(Editor's note: This is the first article in a two-part series that compares the difference in infrastructure for Grid, HPC and Cloud. In the second part, we will look at the developer perspective of these three classes of compute infrastructures.)
Infrastructure is important: if for nothing else, for the fact that it sets a physical limit based on which our performance is measures. We cannot achieve better performance than our infrastructure is capable of delivering. Sounds rather trivial, but it is probably the most important point that I like to hit on and talk about here.
The Chicken and the Egg
The question is whether it is the infrastructure that classifies the type or bias versa. Which one determines the other? If we are looking for an HPC environment, do we need to start with a set of rules? Or, we have made a decision based on our requirements and what we ended up with is considered an HPC environment. This is the question that many have asked, and that is why there is no clear set of guidelines that one can refer to in order to build such infrastructures. We will take the middle ground on this throughout this article. I will outline the common attributed that you may find in/for these infrastructures. I am of the philosophy that requirements dictate the final deployment, but there are a few things to consider:
* Hardware costs
* Infrastructure costs
* Software integration costs
* Risks: vendor lock-in, security, complexity of infrastructure
We will get back to these considerations and relate them to a set of attributes related of each deployment type.

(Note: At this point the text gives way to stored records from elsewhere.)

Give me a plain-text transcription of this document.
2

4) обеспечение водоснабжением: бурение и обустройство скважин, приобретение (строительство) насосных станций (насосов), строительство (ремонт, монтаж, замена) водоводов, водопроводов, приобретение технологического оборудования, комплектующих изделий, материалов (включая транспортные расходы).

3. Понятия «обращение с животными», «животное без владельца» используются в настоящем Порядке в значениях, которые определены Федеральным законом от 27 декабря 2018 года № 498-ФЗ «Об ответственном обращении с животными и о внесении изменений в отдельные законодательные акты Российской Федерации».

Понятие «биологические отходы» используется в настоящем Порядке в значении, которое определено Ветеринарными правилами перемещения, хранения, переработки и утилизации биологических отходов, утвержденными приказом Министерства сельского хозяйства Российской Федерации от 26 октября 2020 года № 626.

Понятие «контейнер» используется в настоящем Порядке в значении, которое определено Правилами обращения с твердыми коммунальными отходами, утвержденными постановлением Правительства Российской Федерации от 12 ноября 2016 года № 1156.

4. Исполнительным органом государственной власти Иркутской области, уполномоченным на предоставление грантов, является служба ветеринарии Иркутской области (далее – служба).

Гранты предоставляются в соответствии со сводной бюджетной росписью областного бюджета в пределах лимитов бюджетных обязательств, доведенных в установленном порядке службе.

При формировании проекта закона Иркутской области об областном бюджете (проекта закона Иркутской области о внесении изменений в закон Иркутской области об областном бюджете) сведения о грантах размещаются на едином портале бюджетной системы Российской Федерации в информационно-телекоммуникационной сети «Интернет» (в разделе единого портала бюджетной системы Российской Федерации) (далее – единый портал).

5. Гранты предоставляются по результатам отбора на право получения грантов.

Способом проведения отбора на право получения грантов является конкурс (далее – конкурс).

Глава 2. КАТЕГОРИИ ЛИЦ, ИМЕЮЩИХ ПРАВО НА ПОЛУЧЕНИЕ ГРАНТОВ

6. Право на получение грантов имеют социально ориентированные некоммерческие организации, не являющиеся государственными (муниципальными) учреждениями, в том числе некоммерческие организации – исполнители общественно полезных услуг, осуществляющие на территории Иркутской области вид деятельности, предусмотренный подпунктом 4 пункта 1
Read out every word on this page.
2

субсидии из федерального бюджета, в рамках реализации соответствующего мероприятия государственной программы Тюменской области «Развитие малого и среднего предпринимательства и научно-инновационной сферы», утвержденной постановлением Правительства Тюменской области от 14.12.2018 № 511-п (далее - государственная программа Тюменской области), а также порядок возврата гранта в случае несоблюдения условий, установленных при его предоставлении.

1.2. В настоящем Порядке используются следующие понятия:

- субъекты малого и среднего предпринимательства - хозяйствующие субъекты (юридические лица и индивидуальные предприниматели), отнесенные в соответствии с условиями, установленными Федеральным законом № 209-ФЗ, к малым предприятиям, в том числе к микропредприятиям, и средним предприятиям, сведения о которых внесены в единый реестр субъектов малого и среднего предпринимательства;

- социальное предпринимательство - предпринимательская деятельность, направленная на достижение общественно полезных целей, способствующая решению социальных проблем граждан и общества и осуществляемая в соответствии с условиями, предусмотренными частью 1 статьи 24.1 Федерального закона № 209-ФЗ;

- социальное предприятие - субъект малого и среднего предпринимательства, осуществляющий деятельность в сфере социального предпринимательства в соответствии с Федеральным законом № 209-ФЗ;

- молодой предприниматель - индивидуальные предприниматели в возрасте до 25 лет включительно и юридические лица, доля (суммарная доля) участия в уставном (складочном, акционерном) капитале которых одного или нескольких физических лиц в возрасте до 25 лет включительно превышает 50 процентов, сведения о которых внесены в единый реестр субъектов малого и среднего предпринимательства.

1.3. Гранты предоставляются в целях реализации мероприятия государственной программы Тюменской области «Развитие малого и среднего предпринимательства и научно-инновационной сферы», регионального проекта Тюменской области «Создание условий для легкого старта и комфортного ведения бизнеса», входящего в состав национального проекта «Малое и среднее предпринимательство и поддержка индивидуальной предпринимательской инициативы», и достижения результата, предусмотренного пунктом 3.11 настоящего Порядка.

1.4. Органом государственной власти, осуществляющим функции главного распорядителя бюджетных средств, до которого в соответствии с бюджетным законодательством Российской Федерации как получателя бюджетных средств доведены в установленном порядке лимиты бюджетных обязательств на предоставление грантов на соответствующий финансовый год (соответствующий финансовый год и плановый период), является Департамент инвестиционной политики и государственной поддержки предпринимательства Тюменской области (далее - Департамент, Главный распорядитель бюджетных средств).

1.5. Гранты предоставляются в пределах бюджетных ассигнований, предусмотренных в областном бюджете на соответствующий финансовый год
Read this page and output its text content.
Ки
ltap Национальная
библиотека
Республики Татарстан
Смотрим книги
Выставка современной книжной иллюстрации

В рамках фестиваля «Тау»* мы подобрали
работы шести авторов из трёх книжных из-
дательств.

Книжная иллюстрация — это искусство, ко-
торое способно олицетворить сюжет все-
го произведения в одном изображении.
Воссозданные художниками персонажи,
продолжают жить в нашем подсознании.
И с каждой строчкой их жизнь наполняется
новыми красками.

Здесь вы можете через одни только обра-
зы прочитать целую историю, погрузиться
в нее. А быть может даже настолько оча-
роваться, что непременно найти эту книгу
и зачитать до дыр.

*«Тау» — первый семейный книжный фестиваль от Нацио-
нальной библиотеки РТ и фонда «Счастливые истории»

Table 1 outlines our discussion.
If you notice, I have stayed away from anything that is application-related directly as we are focusing on the infrastructure in this article. Ok, let's get started on some of these attributes.
The one column that jumps out is the HPC column. Why? It's expensive, most likely made out of proprietary hardware and software, small in size and most likely all coupled with the application, backend, etc. Why do we want such infrastructure? We need and must have this type of infrastructure in order to meet our SLA requirements. HPC or Cluster Computing (I use them interchangeably despite the bad comments that I will receive after writing this article) is "small" in size -- a few hundred nodes and as high as a couple of thousand nodes. Each node is highly optimized to perform at its peak, and the application is configured such that it takes advantage of the node. For example, if you have four cores per node and 4GB RAM per Core, the chances are that your application was designed (or modified) to take this bit of information into account. We do not like to implement any security with this type of infrastructure. We like security to be only at the edges, and the nodes to do what they are good at: computation and computation only.